I thought of that recently. I wonder about using escape analysis to detect that and simply don't release the stack frame until the reference goes out of scope.


Static analysis/tracing absolutely can do a bunch of that kind of thing, particularly catching trivial cases.

But I think it's still a pretty important upgrade when those things are being checked by the compiler, for free, with guarantees, as part of every build, rather than using some side-tool that may be proprietary, deliver oodles of false positives, and so on.


What I mean is just fix that so it works. If you have split stacks the one for data doesn't have to track function call chains.

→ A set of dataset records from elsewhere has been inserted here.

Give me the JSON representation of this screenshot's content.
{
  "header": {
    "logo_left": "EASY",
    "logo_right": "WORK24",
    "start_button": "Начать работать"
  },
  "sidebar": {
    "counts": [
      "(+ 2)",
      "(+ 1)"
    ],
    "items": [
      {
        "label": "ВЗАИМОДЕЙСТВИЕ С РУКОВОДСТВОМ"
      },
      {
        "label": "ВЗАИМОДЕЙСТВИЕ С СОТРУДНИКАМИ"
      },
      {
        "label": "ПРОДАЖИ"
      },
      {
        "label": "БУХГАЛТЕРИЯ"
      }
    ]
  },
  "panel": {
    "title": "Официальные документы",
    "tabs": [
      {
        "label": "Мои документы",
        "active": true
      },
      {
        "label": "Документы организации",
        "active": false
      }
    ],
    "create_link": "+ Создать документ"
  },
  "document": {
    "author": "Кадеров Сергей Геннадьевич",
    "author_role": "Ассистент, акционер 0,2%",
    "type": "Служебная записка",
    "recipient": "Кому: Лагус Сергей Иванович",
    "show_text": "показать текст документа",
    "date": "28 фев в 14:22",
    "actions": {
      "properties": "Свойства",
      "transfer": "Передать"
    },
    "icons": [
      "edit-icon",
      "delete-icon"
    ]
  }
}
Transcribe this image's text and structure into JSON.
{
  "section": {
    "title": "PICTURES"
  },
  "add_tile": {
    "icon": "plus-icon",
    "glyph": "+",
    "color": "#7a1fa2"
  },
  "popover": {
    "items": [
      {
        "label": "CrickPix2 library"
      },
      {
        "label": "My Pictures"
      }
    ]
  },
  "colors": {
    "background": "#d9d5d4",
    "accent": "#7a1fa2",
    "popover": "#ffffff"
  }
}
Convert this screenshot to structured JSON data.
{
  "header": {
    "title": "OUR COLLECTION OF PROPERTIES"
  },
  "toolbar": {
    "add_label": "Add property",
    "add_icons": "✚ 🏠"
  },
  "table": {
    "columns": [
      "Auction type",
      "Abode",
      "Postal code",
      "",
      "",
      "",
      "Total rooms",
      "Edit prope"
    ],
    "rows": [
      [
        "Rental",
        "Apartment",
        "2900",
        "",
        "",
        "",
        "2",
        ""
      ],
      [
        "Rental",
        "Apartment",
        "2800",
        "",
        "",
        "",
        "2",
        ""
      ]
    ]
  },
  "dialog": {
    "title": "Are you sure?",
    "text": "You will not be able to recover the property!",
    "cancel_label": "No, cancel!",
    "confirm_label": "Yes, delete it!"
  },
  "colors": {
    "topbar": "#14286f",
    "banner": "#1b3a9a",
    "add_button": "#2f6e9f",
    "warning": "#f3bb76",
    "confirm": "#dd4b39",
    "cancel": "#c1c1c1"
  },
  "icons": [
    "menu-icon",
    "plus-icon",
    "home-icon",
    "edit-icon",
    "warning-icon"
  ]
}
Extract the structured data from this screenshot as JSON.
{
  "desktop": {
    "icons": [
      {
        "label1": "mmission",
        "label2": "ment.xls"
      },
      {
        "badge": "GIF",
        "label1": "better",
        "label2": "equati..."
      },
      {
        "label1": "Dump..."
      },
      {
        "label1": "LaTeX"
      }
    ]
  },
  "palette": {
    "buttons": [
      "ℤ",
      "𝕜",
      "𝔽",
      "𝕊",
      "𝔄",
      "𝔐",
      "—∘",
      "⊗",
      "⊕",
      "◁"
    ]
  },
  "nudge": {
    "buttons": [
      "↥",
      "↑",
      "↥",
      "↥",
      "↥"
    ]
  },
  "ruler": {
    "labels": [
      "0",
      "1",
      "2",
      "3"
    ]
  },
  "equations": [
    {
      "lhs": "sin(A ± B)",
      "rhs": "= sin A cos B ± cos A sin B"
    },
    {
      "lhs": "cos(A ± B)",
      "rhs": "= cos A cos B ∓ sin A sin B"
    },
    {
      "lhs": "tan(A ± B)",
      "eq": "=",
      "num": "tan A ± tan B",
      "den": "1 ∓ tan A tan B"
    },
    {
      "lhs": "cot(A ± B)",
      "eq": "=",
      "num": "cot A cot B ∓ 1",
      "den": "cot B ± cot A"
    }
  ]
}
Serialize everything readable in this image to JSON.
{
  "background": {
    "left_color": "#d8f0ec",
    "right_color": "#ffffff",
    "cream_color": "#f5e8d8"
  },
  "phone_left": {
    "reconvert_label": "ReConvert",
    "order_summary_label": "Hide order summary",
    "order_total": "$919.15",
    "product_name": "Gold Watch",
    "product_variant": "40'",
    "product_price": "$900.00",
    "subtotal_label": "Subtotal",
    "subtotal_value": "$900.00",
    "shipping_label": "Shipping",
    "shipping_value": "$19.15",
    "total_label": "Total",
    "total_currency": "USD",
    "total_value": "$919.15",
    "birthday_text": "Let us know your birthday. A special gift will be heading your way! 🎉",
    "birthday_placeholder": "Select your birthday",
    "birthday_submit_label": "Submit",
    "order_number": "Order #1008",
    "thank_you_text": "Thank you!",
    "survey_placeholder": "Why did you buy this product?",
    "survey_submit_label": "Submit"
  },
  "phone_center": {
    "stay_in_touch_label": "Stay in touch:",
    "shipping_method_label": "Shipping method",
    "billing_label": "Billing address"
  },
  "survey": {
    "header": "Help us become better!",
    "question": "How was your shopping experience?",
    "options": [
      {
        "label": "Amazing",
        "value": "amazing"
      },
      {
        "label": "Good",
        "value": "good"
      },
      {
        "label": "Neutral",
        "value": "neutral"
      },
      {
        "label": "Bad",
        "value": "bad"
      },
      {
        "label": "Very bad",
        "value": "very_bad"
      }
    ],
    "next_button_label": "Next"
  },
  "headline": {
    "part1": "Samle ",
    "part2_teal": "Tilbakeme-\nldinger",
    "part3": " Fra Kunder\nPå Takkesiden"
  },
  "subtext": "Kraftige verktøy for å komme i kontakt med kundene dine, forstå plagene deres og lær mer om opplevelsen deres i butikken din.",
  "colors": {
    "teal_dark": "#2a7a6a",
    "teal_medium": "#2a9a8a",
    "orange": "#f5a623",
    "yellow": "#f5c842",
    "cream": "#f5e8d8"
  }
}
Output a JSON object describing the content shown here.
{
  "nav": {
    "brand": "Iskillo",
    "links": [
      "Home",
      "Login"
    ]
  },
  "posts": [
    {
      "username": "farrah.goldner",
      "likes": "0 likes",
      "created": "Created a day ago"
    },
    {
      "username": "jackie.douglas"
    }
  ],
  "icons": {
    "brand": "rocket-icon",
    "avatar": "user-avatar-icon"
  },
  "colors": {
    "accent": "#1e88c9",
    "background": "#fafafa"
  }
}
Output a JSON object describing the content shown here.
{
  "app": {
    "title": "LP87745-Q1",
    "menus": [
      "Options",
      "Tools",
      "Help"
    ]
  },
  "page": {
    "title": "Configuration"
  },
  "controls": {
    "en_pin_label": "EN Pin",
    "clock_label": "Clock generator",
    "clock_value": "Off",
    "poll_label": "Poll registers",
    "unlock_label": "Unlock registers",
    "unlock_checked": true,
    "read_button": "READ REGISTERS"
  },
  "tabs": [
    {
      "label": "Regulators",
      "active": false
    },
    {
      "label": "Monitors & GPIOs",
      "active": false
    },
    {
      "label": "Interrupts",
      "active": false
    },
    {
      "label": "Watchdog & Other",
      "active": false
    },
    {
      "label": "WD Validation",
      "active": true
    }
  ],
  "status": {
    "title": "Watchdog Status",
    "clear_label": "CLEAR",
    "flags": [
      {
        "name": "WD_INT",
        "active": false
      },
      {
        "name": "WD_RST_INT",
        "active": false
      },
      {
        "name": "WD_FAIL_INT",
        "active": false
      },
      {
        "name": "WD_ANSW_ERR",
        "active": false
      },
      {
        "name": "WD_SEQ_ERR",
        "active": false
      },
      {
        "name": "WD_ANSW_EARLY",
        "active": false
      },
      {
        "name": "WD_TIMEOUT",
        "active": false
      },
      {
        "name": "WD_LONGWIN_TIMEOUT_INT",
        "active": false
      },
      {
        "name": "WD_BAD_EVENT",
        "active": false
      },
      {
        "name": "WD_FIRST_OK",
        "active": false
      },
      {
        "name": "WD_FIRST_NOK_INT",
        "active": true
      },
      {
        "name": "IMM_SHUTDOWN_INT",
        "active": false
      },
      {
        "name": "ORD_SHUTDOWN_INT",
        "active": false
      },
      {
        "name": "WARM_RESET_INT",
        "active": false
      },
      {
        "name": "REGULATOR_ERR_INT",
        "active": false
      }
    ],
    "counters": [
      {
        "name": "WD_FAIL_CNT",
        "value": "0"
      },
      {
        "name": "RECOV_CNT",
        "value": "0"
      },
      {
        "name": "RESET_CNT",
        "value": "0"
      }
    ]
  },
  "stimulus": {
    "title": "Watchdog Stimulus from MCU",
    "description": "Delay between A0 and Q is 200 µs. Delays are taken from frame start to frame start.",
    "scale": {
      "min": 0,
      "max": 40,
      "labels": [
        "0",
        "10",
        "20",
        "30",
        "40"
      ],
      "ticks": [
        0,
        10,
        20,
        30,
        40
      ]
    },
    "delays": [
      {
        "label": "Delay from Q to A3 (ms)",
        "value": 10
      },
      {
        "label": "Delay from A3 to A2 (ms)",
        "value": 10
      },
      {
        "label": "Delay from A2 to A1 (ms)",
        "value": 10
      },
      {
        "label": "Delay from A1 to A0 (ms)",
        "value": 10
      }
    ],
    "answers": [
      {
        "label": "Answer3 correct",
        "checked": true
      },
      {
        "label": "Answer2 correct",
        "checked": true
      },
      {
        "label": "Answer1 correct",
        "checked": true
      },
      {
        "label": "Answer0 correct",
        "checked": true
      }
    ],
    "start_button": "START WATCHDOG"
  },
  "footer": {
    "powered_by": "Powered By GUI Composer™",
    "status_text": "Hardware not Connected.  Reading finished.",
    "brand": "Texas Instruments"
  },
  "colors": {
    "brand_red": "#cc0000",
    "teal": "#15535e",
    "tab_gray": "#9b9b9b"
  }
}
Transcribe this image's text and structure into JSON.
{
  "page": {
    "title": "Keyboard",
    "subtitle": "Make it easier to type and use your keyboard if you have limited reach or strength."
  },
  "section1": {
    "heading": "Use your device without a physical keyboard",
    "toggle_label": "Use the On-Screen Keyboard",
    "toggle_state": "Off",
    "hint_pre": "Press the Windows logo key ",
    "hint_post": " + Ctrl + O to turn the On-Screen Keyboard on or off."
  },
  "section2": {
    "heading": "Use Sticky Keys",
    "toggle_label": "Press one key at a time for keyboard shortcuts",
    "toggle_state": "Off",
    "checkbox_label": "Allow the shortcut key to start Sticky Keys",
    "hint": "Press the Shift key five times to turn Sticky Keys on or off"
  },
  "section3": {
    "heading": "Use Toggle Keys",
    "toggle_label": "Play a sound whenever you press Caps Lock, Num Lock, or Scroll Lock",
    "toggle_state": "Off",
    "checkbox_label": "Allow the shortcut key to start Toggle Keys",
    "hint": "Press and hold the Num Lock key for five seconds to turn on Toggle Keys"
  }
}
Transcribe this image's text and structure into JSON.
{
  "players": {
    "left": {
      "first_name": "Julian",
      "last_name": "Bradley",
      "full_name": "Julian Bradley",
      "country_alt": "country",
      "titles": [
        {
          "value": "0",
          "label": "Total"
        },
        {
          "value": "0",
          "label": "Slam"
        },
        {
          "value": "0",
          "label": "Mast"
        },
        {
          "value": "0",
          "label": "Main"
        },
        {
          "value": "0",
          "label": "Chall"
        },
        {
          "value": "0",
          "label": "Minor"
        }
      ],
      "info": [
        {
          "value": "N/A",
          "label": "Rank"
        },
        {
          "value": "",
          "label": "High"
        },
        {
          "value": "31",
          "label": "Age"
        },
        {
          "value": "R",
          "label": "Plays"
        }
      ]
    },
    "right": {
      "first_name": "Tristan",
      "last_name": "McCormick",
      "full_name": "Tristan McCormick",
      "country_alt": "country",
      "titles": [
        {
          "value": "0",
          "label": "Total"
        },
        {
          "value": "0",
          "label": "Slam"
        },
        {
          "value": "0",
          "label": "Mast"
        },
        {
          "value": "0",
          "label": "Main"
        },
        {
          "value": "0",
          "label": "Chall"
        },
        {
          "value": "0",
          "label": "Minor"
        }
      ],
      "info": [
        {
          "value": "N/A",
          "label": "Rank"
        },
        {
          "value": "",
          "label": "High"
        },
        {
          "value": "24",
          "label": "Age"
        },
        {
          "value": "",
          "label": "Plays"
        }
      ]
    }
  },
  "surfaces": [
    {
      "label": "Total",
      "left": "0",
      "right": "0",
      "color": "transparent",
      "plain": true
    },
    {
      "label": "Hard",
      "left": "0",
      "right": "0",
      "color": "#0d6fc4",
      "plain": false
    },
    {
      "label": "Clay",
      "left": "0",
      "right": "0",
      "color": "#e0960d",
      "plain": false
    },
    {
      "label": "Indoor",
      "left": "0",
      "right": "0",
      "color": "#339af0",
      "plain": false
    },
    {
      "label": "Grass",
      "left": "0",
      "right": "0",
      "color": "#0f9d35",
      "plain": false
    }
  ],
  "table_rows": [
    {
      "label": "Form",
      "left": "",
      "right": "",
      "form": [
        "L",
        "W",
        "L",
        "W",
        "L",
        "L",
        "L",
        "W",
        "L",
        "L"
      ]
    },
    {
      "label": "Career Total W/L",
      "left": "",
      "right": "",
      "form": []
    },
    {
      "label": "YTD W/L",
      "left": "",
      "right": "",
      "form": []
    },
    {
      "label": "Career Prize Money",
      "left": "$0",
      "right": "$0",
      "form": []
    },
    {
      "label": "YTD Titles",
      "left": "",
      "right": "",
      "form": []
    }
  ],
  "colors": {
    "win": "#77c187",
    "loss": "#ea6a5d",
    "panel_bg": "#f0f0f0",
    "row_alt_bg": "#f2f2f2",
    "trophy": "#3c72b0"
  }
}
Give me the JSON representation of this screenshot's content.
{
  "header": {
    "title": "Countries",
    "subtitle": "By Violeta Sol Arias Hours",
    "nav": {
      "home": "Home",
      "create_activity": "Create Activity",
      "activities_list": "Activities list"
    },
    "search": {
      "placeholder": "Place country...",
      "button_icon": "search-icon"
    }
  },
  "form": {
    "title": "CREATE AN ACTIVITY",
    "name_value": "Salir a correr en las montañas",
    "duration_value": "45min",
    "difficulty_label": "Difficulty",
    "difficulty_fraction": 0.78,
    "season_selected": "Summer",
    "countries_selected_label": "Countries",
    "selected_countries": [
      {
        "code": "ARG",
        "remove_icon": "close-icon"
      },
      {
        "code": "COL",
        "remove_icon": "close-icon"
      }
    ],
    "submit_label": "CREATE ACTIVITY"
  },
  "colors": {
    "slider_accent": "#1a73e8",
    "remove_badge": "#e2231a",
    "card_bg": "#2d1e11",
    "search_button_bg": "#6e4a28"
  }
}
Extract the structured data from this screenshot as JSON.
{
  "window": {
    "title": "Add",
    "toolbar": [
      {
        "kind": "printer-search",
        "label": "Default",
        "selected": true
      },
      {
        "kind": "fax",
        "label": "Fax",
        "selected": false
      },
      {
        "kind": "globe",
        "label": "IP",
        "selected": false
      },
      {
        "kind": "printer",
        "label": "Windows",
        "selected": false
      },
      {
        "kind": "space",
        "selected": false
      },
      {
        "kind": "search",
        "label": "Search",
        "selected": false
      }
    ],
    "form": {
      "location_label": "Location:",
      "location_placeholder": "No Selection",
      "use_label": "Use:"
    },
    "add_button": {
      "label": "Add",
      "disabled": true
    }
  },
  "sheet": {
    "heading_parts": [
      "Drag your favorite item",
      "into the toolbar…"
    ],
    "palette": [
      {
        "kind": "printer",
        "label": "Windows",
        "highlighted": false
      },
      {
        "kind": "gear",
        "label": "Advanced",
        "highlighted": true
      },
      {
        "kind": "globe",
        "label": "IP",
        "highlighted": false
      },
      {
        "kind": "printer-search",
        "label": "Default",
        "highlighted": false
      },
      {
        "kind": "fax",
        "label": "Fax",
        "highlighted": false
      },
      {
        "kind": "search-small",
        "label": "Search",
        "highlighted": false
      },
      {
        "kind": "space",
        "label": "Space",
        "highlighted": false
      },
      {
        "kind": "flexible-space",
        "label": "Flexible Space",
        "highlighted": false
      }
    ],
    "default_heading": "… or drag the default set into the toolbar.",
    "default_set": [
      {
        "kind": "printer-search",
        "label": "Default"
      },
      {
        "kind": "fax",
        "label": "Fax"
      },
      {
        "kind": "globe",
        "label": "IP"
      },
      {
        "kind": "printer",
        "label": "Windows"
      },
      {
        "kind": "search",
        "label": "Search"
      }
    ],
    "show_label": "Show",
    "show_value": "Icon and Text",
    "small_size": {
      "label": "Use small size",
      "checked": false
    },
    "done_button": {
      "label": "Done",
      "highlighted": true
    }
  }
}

The advantage of using analysis tools is you only pay for that once. Not with every compile. And the tools are smarter than Rust. You also don't have safe vs unsafe code like you do with Rust.


You wouldn't just need split stacks for this, you'd need a spaghetti stack with some kind of heap allocation for frames. At which point perf goes out of the window already.


If you are using gcc, clang or vc++, to certain extent that is part of the compiler.

Just like C, following the UNIX principle, had compiler, assembler, linker, makefile, and linter since 1979. But people kept forgetting about the last piece of the puzzle and now it is a pain to bolt into existing code.